Decisão Judicial e Prazo de Regularização
O Tribunal Regional Federal da 5ª Região (TRF5) decidiu, de forma unânime, manter a condenação que obriga o Estado de Alagoas a regularizar o funcionamento do Serviço de Atendimento Móvel de Urgência (SAMU) Regional Maceió. O prazo estipulado para a implementação das melhorias é de até 60 dias, conforme solicitado pelo Ministério Público Federal (MPF). A decisão ratifica a sentença de primeira instância proferida em março de 2025, em um caso de ação civil pública iniciada pelo MPF.
A corte também reafirmou a liminar previamente concedida e exigiu o cumprimento de todas as medidas propostas pela procuradora da República, Niedja Kaspary. Caso o Estado descumpra a determinação, poderá ser multado em R$ 50 mil por dia, além de possíveis responsabilizações pessoais para os gestores envolvidos.
Medidas de Regularização Imediata
Entre as ações que precisam ser implementadas imediatamente estão: a reposição de materiais e medicamentos vencidos ou com quantidade insuficiente, a manutenção de equipamentos essenciais, a adequação das ambulâncias para suporte básico e avançado, e a disponibilização de Equipamentos de Proteção Individual (EPIs) adequados para as equipes de socorro e motoristas de motolâncias.

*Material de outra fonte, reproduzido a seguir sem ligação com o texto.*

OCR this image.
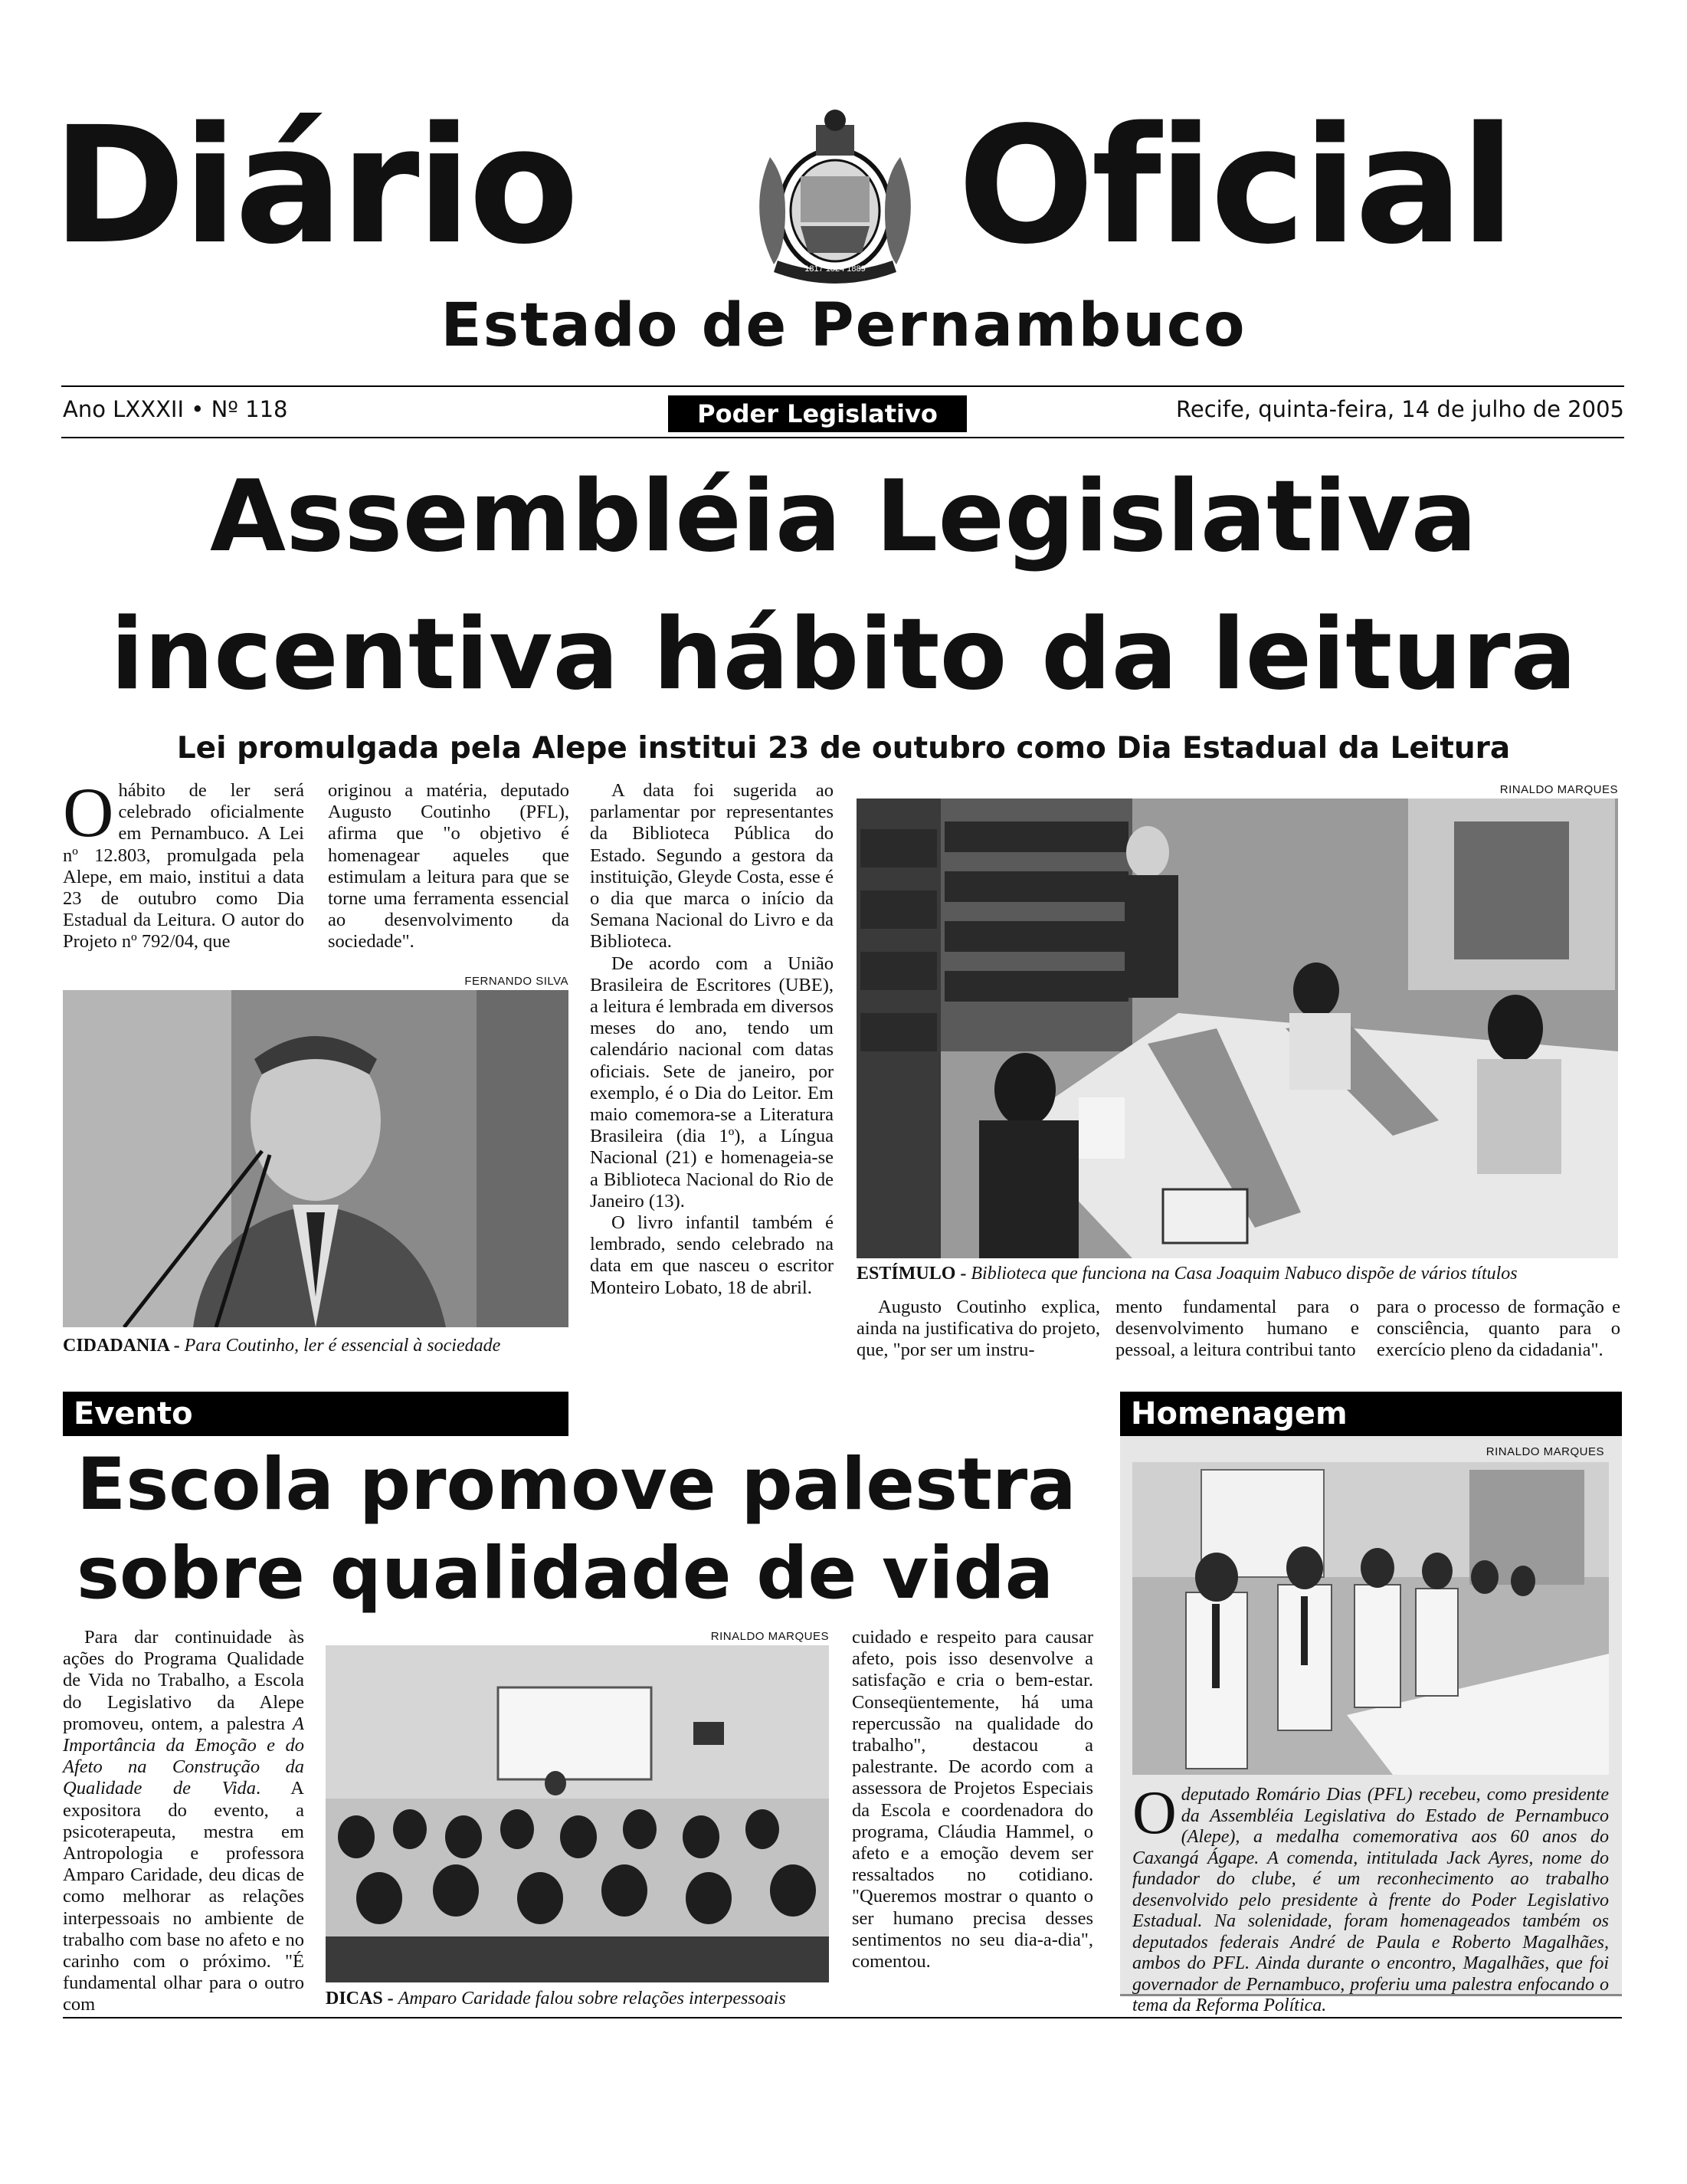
Diário	1817 1824 1889 Oficial
Estado de Pernambuco
Ano LXXXII • Nº 118	Poder Legislativo	Recife, quinta-feira, 14 de julho de 2005
Assembléia Legislativa
incentiva hábito da leitura
Lei promulgada pela Alepe institui 23 de outubro como Dia Estadual da Leitura

Ohábito de ler será celebrado oficialmente em Pernambuco. A Lei nº 12.803, promulgada pela Alepe, em maio, institui a data 23 de outubro como Dia Estadual da Leitura. O autor do Projeto nº 792/04, que

originou a matéria, deputado Augusto Coutinho (PFL), afirma que "o objetivo é homenagear aqueles que estimulam a leitura para que se torne uma ferramenta essencial ao desenvolvimento da sociedade".

FERNANDO SILVA
CIDADANIA - Para Coutinho, ler é essencial à sociedade

A data foi sugerida ao parlamentar por representantes da Biblioteca Pública do Estado. Segundo a gestora da instituição, Gleyde Costa, esse é o dia que marca o início da Semana Nacional do Livro e da Biblioteca.

De acordo com a União Brasileira de Escritores (UBE), a leitura é lembrada em diversos meses do ano, tendo um calendário nacional com datas oficiais. Sete de janeiro, por exemplo, é o Dia do Leitor. Em maio comemora-se a Literatura Brasileira (dia 1º), a Língua Nacional (21) e homenageia-se a Biblioteca Nacional do Rio de Janeiro (13).

O livro infantil também é lembrado, sendo celebrado na data em que nasceu o escritor Monteiro Lobato, 18 de abril.

RINALDO MARQUES
ESTÍMULO - Biblioteca que funciona na Casa Joaquim Nabuco dispõe de vários títulos

Augusto Coutinho explica, ainda na justificativa do projeto, que, "por ser um instru-

mento fundamental para o desenvolvimento humano e pessoal, a leitura contribui tanto

para o processo de formação e consciência, quanto para o exercício pleno da cidadania".

Evento
Escola promove palestra
sobre qualidade de vida

Para dar continuidade às ações do Programa Qualidade de Vida no Trabalho, a Escola do Legislativo da Alepe promoveu, ontem, a palestra A Importância da Emoção e do Afeto na Construção da Qualidade de Vida. A expositora do evento, a psicoterapeuta, mestra em Antropologia e professora Amparo Caridade, deu dicas de como melhorar as relações interpessoais no ambiente de trabalho com base no afeto e no carinho com o próximo. "É fundamental olhar para o outro com

RINALDO MARQUES
DICAS - Amparo Caridade falou sobre relações interpessoais

cuidado e respeito para causar afeto, pois isso desenvolve a satisfação e cria o bem-estar. Conseqüentemente, há uma repercussão na qualidade do trabalho", destacou a palestrante. De acordo com a assessora de Projetos Especiais da Escola e coordenadora do programa, Cláudia Hammel, o afeto e a emoção devem ser ressaltados no cotidiano. "Queremos mostrar o quanto o ser humano precisa desses sentimentos no seu dia-a-dia", comentou.

Homenagem
RINALDO MARQUES

Odeputado Romário Dias (PFL) recebeu, como presidente da Assembléia Legislativa do Estado de Pernambuco (Alepe), a medalha comemorativa aos 60 anos do Caxangá Ágape. A comenda, intitulada Jack Ayres, nome do fundador do clube, é um reconhecimento ao trabalho desenvolvido pelo presidente à frente do Poder Legislativo Estadual. Na solenidade, foram homenageados também os deputados federais André de Paula e Roberto Magalhães, ambos do PFL. Ainda durante o encontro, Magalhães, que foi governador de Pernambuco, proferiu uma palestra enfocando o tema da Reforma Política.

Além disso, é necessário um plano de gestão que inclua a reforma do almoxarifado e a implementação de um controle informatizado de estoque, bem como a devolução de recursos federais não utilizados desde 2016.

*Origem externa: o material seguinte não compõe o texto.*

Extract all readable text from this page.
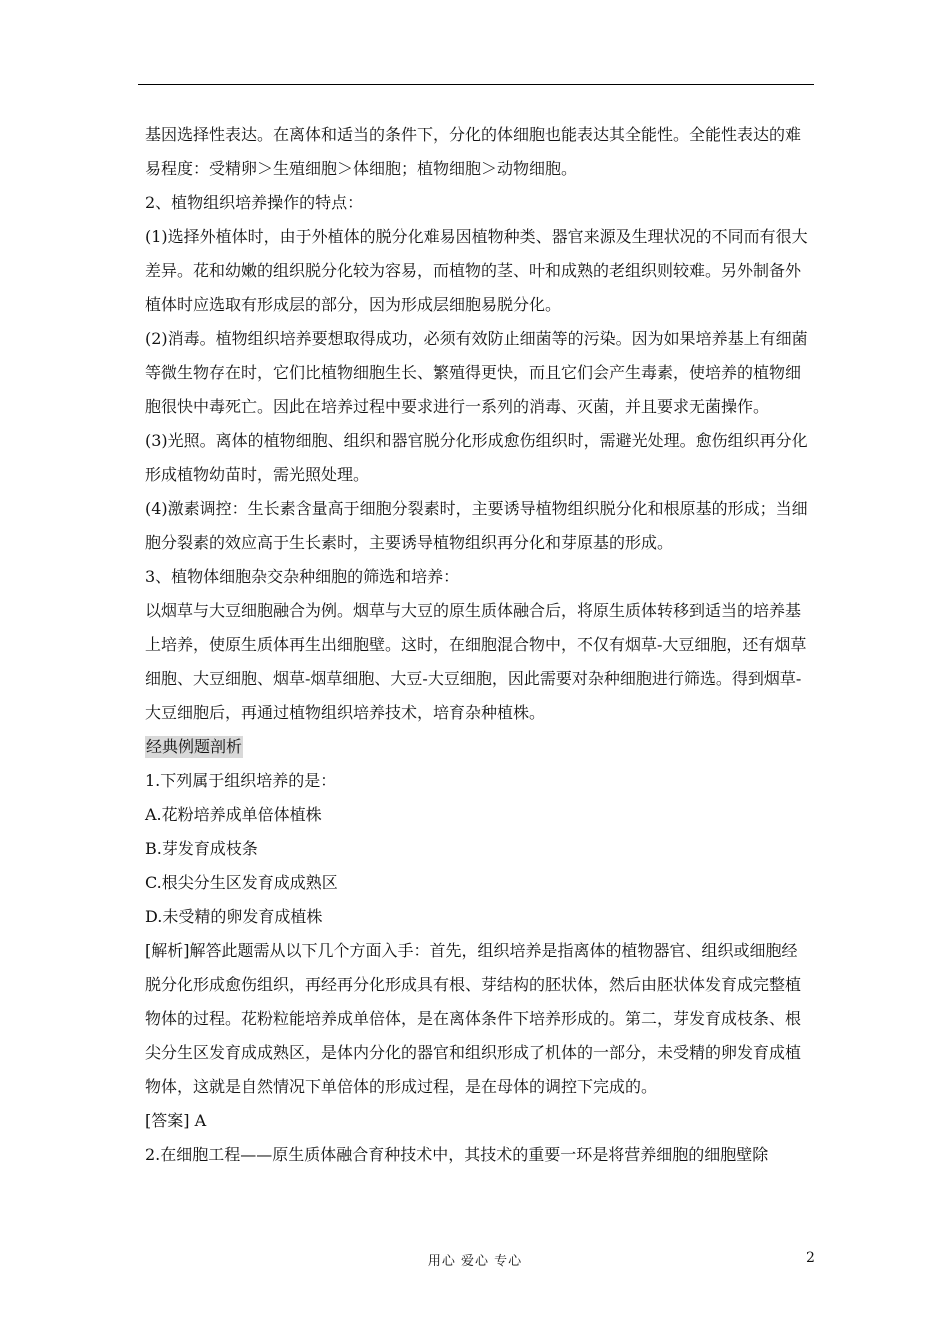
基因选择性表达。在离体和适当的条件下，分化的体细胞也能表达其全能性。全能性表达的难易程度：受精卵＞生殖细胞＞体细胞；植物细胞＞动物细胞。

2、植物组织培养操作的特点：

(1)选择外植体时，由于外植体的脱分化难易因植物种类、器官来源及生理状况的不同而有很大差异。花和幼嫩的组织脱分化较为容易，而植物的茎、叶和成熟的老组织则较难。另外制备外植体时应选取有形成层的部分，因为形成层细胞易脱分化。

(2)消毒。植物组织培养要想取得成功，必须有效防止细菌等的污染。因为如果培养基上有细菌等微生物存在时，它们比植物细胞生长、繁殖得更快，而且它们会产生毒素，使培养的植物细胞很快中毒死亡。因此在培养过程中要求进行一系列的消毒、灭菌，并且要求无菌操作。

(3)光照。离体的植物细胞、组织和器官脱分化形成愈伤组织时，需避光处理。愈伤组织再分化形成植物幼苗时，需光照处理。

(4)激素调控：生长素含量高于细胞分裂素时，主要诱导植物组织脱分化和根原基的形成；当细胞分裂素的效应高于生长素时，主要诱导植物组织再分化和芽原基的形成。

3、植物体细胞杂交杂种细胞的筛选和培养：

以烟草与大豆细胞融合为例。烟草与大豆的原生质体融合后，将原生质体转移到适当的培养基上培养，使原生质体再生出细胞壁。这时，在细胞混合物中，不仅有烟草-大豆细胞，还有烟草细胞、大豆细胞、烟草-烟草细胞、大豆-大豆细胞，因此需要对杂种细胞进行筛选。得到烟草-大豆细胞后，再通过植物组织培养技术，培育杂种植株。

经典例题剖析

1.下列属于组织培养的是：

A.花粉培养成单倍体植株

B.芽发育成枝条

C.根尖分生区发育成成熟区

D.未受精的卵发育成植株

[解析]解答此题需从以下几个方面入手：首先，组织培养是指离体的植物器官、组织或细胞经脱分化形成愈伤组织，再经再分化形成具有根、芽结构的胚状体，然后由胚状体发育成完整植物体的过程。花粉粒能培养成单倍体，是在离体条件下培养形成的。第二，芽发育成枝条、根尖分生区发育成成熟区，是体内分化的器官和组织形成了机体的一部分，未受精的卵发育成植物体，这就是自然情况下单倍体的形成过程，是在母体的调控下完成的。

[答案] A

2.在细胞工程——原生质体融合育种技术中，其技术的重要一环是将营养细胞的细胞壁除

用心 爱心 专心	2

Deficiências Estruturais no Serviço
No voto que respaldou o acórdão, o relator, desembargador federal Arnaldo Pereira de Andrade Segundo, ressaltou que relatórios do Departamento Nacional de Auditoria do SUS (Denasus), elaborados entre 2012 e 2017, revelam falhas graves e persistentes no SAMU de Maceió. Essas observações apontaram ambulâncias sem habilitação, falta de contratos de manutenção preventiva, materiais vencidos, carência de pessoal, EPIs inadequados e a ausência de medicamentos nas unidades de suporte avançado. Para o relator, essas inadequações caracterizam um “comprometimento estrutural de serviço essencial”, o que impacta diretamente o direito à saúde e à vida, justificando a intervenção judicial.
Responsabilidade do Estado e Vigilância do MPF
O acórdão enfatiza que o Estado de Alagoas tinha conhecimento das irregularidades por mais de uma década, e mesmo após uma liminar concedida em 2021, diversas pendências permaneceram sem solução até 2024. O TRF5 apontou que os “esforços administrativos” alegados pelo Estado se mostraram insuficientes, visto que a maioria das ações foi realizada por imposição judicial, em vez de iniciativa da gestão. A procuradora da República, Niedja Kaspary, destacou o impacto dessa decisão para a população, afirmando que “O SAMU é um serviço essencial que salva vidas diariamente. Garantir que ele funcione de maneira adequada é uma obrigação do Estado, e o MPF seguirá vigilante para que a decisão judicial seja efetivamente cumprida”.
Contexto da Ação Civil Pública
Essa ação civil pública foi ajuizada após investigações do MPF que revelaram graves irregularidades no SAMU 192 Regional Maceió ao longo dos anos. Em 2021, uma liminar já havia exigido o cumprimento das orientações do Denasus em um prazo de 90 dias. O não cumprimento levou à condenação definitiva em 2025, agora confirmada pelo TRF5. O MPF informou que continuará monitorando o caso para assegurar que a decisão seja cumprida, garantindo assim um atendimento de urgência seguro e eficaz para a população de Maceió e região.